In total, OzSTAR will boast 4,140 Intel Xeon Scalable Processor cores at 2.3Ghz across 107 standard compute and 8 data crunching nodes; 230 Nvidia Tesla P100 12GB GPUs -- one per CPU socket; 272 Intel Xeon Phi cores at 1.6Ghz across 4 C6320p KNL nodes; and a high-speed, low latency network fabric to allow for moving data at over 100Gbps.

Underwood said each compute node is a building block to provide the processing, data analysis, and visualisation of the data. He said typical supercomputing environments and centres require multiple supercomputers to achieve the compute, data analysis, and visualisation power that OzSTAR holds.

"Data movement with astronomy is one of the most expensive things; when you're trying to take petabytes of data and move it across the country, there's a cost always involved with that, not just the financial cost, but the processing time," Underwood explained.

The supercomputer is expected to deliver more than 1 petaflops of performance capability -- which equates to 31 million years of calculations in a single second.

It will also have 5 petabytes of usable storage, and a single 60GB file will be able to be moved from one place to another in one second.

OzSTAR is expected to take four weeks to install and will be operational before the end of September.

Once up and running, up to 35 percent of the supercomputer's time will be spent on OzGrav research related to gravitational waves. The supercomputer will also continue to incorporate the GPU Supercomputer for Theoretical Astrophysics Research (gSTAR), operating as a national facility for the astronomy community funded under the federal National Collaborative Research Infrastructure Scheme in cooperation with Astronomy Australia Limited.

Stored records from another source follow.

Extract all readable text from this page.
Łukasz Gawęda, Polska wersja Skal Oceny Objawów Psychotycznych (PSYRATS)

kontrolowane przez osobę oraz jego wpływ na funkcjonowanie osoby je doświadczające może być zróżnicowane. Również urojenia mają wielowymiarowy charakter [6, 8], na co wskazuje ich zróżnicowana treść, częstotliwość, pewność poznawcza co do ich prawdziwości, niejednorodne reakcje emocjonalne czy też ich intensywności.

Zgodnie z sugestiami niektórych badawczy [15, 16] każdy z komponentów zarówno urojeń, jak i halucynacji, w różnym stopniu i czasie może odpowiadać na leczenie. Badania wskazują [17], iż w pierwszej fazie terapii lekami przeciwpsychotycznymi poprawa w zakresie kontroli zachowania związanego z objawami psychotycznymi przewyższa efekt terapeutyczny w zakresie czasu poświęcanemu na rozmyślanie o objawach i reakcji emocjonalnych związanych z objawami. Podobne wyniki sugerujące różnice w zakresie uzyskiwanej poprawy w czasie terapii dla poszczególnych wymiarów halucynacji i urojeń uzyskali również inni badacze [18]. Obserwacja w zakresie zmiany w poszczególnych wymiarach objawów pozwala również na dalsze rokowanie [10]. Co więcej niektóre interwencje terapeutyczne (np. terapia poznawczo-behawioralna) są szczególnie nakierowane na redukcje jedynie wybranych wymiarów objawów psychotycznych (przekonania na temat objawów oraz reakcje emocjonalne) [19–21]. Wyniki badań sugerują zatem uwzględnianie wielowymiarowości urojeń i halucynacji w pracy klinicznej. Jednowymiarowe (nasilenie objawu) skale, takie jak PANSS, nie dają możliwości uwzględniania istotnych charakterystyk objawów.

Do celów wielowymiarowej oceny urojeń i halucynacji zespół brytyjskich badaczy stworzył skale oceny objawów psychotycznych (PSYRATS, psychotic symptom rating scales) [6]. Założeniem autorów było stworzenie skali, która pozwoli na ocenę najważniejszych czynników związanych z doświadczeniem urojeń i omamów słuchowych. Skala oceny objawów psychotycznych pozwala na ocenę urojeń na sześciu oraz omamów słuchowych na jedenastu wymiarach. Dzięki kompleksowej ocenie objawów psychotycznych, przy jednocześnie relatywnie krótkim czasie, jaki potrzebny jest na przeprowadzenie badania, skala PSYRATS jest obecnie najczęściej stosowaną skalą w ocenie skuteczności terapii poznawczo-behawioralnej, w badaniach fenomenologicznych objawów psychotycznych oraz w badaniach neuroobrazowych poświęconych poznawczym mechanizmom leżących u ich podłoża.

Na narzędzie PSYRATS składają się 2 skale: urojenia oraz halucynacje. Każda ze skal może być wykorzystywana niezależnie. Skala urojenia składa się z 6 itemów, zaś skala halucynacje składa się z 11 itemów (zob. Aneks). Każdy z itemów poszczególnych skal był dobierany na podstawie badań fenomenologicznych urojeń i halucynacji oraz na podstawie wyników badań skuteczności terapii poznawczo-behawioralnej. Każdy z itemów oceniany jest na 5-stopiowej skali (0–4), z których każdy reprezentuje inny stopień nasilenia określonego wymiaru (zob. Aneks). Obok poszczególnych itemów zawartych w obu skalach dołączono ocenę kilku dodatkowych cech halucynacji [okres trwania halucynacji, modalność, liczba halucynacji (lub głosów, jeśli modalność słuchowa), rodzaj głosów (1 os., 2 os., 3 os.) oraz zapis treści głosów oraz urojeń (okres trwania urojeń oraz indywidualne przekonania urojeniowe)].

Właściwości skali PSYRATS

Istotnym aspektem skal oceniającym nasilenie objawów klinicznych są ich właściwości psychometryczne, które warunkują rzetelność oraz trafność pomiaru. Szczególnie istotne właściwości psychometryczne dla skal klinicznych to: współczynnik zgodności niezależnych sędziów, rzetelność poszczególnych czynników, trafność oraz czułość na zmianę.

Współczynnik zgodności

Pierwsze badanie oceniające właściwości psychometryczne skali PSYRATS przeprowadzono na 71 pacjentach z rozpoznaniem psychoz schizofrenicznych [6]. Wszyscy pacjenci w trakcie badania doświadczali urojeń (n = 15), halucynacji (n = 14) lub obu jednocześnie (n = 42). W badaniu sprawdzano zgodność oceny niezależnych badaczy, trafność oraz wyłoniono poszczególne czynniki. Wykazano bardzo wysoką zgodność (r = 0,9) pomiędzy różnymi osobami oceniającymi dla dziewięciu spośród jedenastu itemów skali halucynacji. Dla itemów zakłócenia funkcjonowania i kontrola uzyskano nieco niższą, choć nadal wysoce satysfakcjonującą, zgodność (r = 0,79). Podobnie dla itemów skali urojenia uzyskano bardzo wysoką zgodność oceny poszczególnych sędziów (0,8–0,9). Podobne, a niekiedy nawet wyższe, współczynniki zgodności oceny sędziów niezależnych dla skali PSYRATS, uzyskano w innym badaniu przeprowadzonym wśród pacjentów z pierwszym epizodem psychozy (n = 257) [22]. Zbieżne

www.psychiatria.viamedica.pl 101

In addition, the supercomputer will underpin the research goals of Swinburne staff and students across multiple disciplines, including molecular dynamics, nanophotonics, advanced chemistry, and atomic optics.

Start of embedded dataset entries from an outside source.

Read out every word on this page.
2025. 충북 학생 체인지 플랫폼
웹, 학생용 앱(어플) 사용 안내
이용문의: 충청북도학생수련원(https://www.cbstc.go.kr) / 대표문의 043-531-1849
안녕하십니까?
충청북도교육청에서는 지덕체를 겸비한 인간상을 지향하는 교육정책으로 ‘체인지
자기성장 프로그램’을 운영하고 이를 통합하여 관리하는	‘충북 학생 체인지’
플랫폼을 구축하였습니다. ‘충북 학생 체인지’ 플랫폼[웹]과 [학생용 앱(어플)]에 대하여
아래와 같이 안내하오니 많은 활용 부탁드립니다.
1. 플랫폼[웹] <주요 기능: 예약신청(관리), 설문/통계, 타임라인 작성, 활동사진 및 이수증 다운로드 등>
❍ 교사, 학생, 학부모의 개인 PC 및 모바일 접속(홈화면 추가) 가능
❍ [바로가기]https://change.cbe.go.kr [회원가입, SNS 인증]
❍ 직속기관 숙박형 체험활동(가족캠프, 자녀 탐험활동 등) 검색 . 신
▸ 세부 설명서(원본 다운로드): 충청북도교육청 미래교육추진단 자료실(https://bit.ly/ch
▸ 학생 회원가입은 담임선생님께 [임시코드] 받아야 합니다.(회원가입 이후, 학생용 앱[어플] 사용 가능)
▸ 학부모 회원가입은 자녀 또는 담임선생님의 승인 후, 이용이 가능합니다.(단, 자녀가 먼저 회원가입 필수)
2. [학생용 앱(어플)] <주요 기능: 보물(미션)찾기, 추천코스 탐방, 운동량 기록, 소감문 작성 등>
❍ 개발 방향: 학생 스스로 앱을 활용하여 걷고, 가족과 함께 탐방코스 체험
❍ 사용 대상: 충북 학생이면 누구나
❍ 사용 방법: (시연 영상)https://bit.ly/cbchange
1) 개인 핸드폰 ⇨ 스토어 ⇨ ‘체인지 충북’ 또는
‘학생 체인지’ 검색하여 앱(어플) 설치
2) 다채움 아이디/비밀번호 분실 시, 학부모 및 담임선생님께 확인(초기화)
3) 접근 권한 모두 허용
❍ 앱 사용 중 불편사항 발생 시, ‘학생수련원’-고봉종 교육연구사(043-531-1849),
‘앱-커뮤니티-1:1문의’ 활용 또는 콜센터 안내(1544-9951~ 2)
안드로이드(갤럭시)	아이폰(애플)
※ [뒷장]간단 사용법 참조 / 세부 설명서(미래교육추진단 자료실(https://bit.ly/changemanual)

Last year, EMC built a private OpenStack research cloud for Swinburne University that Underwood said will be directly connected via Ethernet into the OzSTAR supercomputer to make sure the data movement is optimised.

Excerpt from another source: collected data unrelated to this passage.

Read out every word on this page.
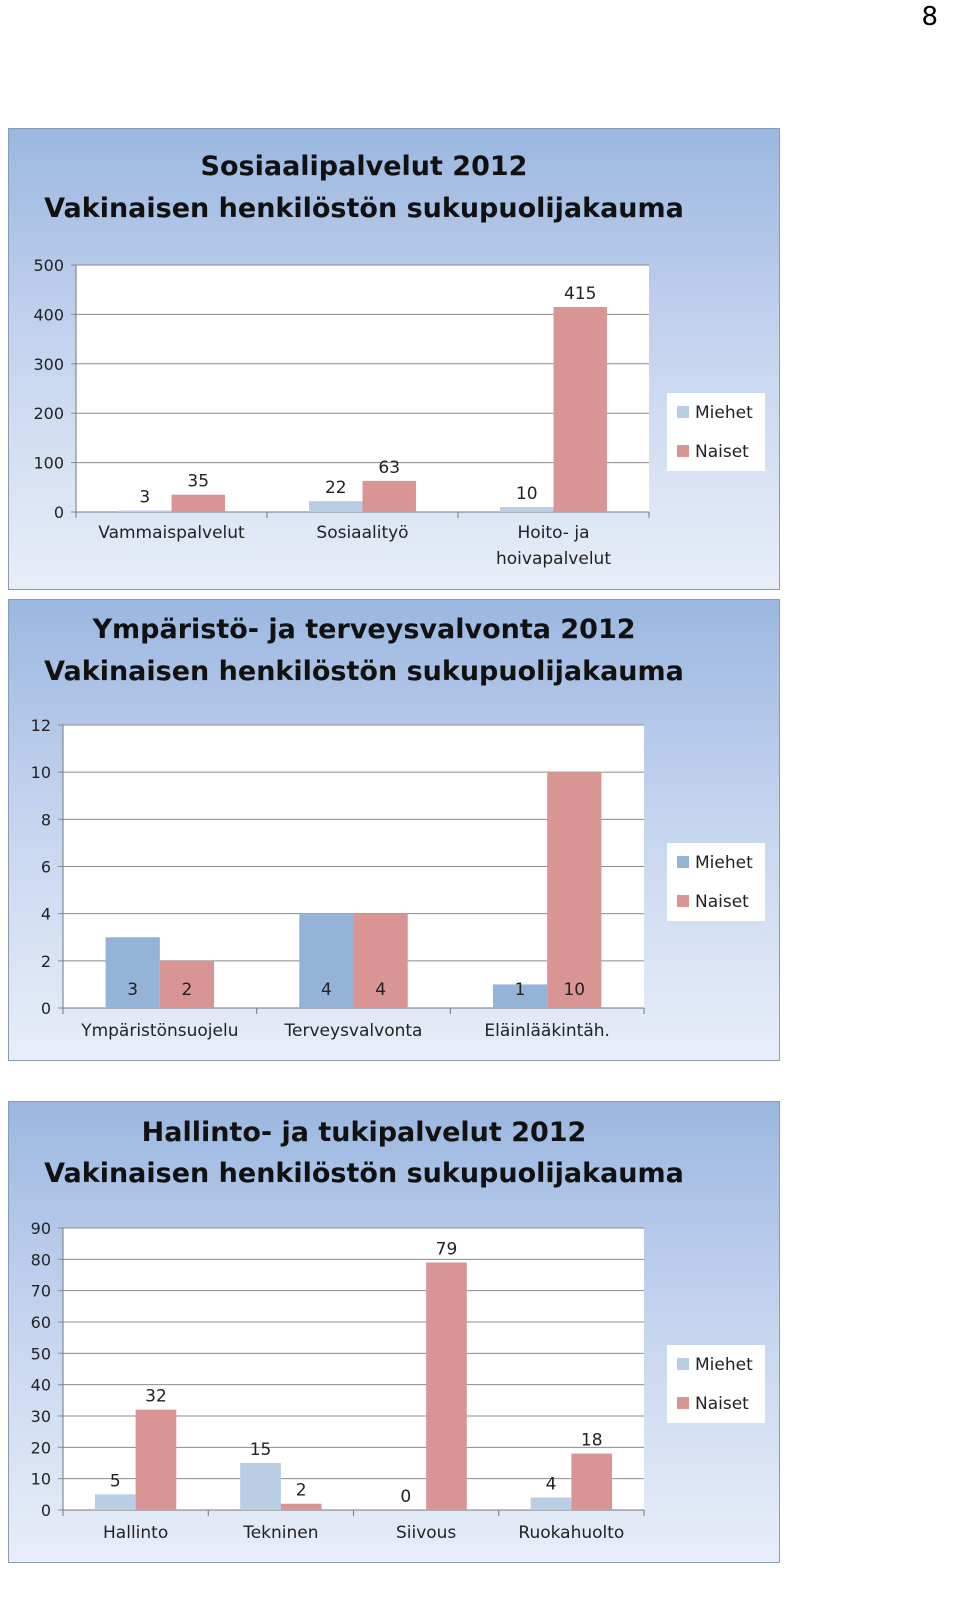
8
Sosiaalipalvelut 2012
Vakinaisen henkilöstön sukupuolijakauma
0
100
200
300
400
500
Vammaispalvelut
3
35
Sosiaalityö
22
63
Hoito- ja
hoivapalvelut
10
415
Miehet
Naiset
Ympäristö- ja terveysvalvonta 2012
Vakinaisen henkilöstön sukupuolijakauma
0
2
4
6
8
10
12
Ympäristönsuojelu
3	2
Terveysvalvonta
4	4
Eläinlääkintäh.
1 10
Miehet
Naiset
Hallinto- ja tukipalvelut 2012
Vakinaisen henkilöstön sukupuolijakauma
0
10
20
30
40
50
60
70
80
90
Hallinto
5
32
Tekninen
15
2
Siivous
0
79
Ruokahuolto
4
18
Miehet
Naiset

The cloud forms part of the National eResearch Collaboration Tools and Resources project (NeCTAR).

The CSIRO welcomed a new supercomputer to its Canberra campus last month, with Dell EMC providing the new Bracewell system that is expected to expand CSIRO's capability in deep learning, further its artificial intelligence progress, and allow for the exploration of virtual screening for therapeutic treatments, traffic and logistics optimisation, modelling of new material structures and compositions, machine learning for image recognition, and pattern analysis.

Dell EMC was also awarded a AU$1.2 million contract for the expansion of CSIRO's Pearcey supercomputing system earlier in July.